All in all though these are fairly small things, and not that dissimilar to problems you still get on Windows from time to time (it’s hardly perfect).
Conclusion
I’m more than pleased with my new setup and things in the Linux Desktop world are a lot better than they used to be. Better yet there isn’t really any reason to expect things to stop progressing - hardware and software compatability should only continue to improve.
As for those suggested performance improvements I did a very quick Blender 2.90.1 render on each OS to compare numbers.

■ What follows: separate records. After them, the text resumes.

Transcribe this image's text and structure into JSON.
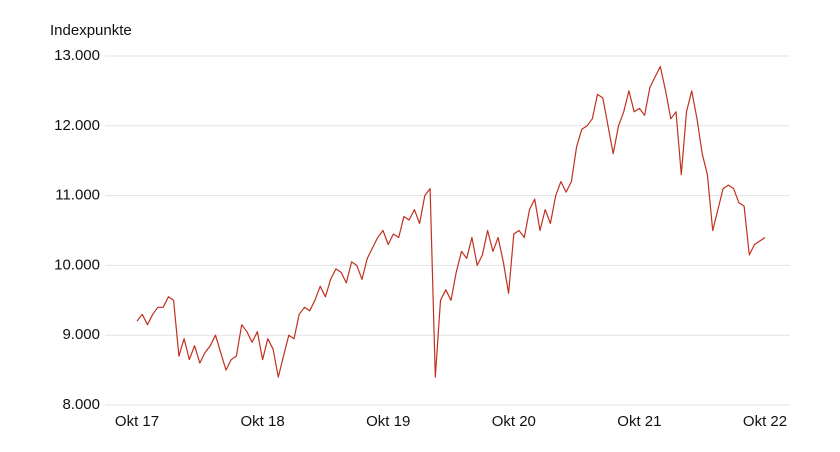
{
  "chart_data": {
    "type": "line",
    "y_axis_label": "Indexpunkte",
    "categories": [
      "Okt 17",
      null,
      null,
      null,
      null,
      null,
      null,
      null,
      null,
      null,
      null,
      null,
      null,
      null,
      null,
      null,
      null,
      null,
      null,
      null,
      null,
      null,
      null,
      null,
      "Okt 18",
      null,
      null,
      null,
      null,
      null,
      null,
      null,
      null,
      null,
      null,
      null,
      null,
      null,
      null,
      null,
      null,
      null,
      null,
      null,
      null,
      null,
      null,
      null,
      "Okt 19",
      null,
      null,
      null,
      null,
      null,
      null,
      null,
      null,
      null,
      null,
      null,
      null,
      null,
      null,
      null,
      null,
      null,
      null,
      null,
      null,
      null,
      null,
      null,
      "Okt 20",
      null,
      null,
      null,
      null,
      null,
      null,
      null,
      null,
      null,
      null,
      null,
      null,
      null,
      null,
      null,
      null,
      null,
      null,
      null,
      null,
      null,
      null,
      null,
      "Okt 21",
      null,
      null,
      null,
      null,
      null,
      null,
      null,
      null,
      null,
      null,
      null,
      null,
      null,
      null,
      null,
      null,
      null,
      null,
      null,
      null,
      null,
      null,
      null,
      "Okt 22"
    ],
    "series": [
      {
        "color": "#c0311f",
        "values": [
          9200,
          9300,
          9150,
          9300,
          9400,
          9400,
          9550,
          9500,
          8700,
          8950,
          8650,
          8850,
          8600,
          8750,
          8850,
          9000,
          8750,
          8500,
          8650,
          8700,
          9150,
          9050,
          8900,
          9050,
          8650,
          8950,
          8800,
          8400,
          8700,
          9000,
          8950,
          9300,
          9400,
          9350,
          9500,
          9700,
          9550,
          9800,
          9950,
          9900,
          9750,
          10050,
          10000,
          9800,
          10100,
          10250,
          10400,
          10500,
          10300,
          10450,
          10400,
          10700,
          10650,
          10800,
          10600,
          11000,
          11100,
          8400,
          9500,
          9650,
          9500,
          9900,
          10200,
          10100,
          10400,
          10000,
          10150,
          10500,
          10200,
          10400,
          10050,
          9600,
          10450,
          10500,
          10400,
          10800,
          10950,
          10500,
          10800,
          10600,
          11000,
          11200,
          11050,
          11200,
          11700,
          11950,
          12000,
          12100,
          12450,
          12400,
          12000,
          11600,
          12000,
          12200,
          12500,
          12200,
          12250,
          12150,
          12550,
          12700,
          12850,
          12500,
          12100,
          12200,
          11300,
          12200,
          12500,
          12100,
          11600,
          11300,
          10500,
          10800,
          11100,
          11150,
          11100,
          10900,
          10850,
          10150,
          10300,
          10350,
          10400
        ]
      }
    ],
    "ylim": [
      8000,
      13000
    ],
    "yticks": [
      {
        "value": 8000,
        "label": "8.000"
      },
      {
        "value": 9000,
        "label": "9.000"
      },
      {
        "value": 10000,
        "label": "10.000"
      },
      {
        "value": 11000,
        "label": "11.000"
      },
      {
        "value": 12000,
        "label": "12.000"
      },
      {
        "value": 13000,
        "label": "13.000"
      }
    ],
    "grid": true
  }
}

Nothing too scientific - I ran each benchmark twice and used the fastest result of the two, ran all tests after a clean reboot and used the same blend file from my NTFS SSD:
Tilesize | Windows | Linux | Diff | |
---|---|---|---|---|
CUDA | 512px | 4:07 | 3:08 | -23.9% |
OptiX (last week) | 512px | 2:17 | 2:11 | -4.4% |
OptiX (today) | 512px | 1:30 | 2:03 | +36.7% |
CUDA + CPU | 32px | 3:38 | 2:41 | -26.1% |
CPU Only | 32px | 7:40 | 6:25 | -16.3% |
So one of these results is not like the other … !
In most tests it looks like we do see the ~20% improvement on Linux, and when I did a quick test last week Linux still edged out Windows by a few percent on OptiX. I’m assuming over the last week or so there must have been a driver update which has caused Windows to dramatically speed up, since now it is beating Linux easily for OptiX despite being much slower everywhere else.
Not every 3D application supports OptiX so I would still expect Linux to have the better average performance across all the different applications. I might come back and do these tests again sometime soon to see if the gap shrinks and if Linux overtakes Windows again, as I suspect it will.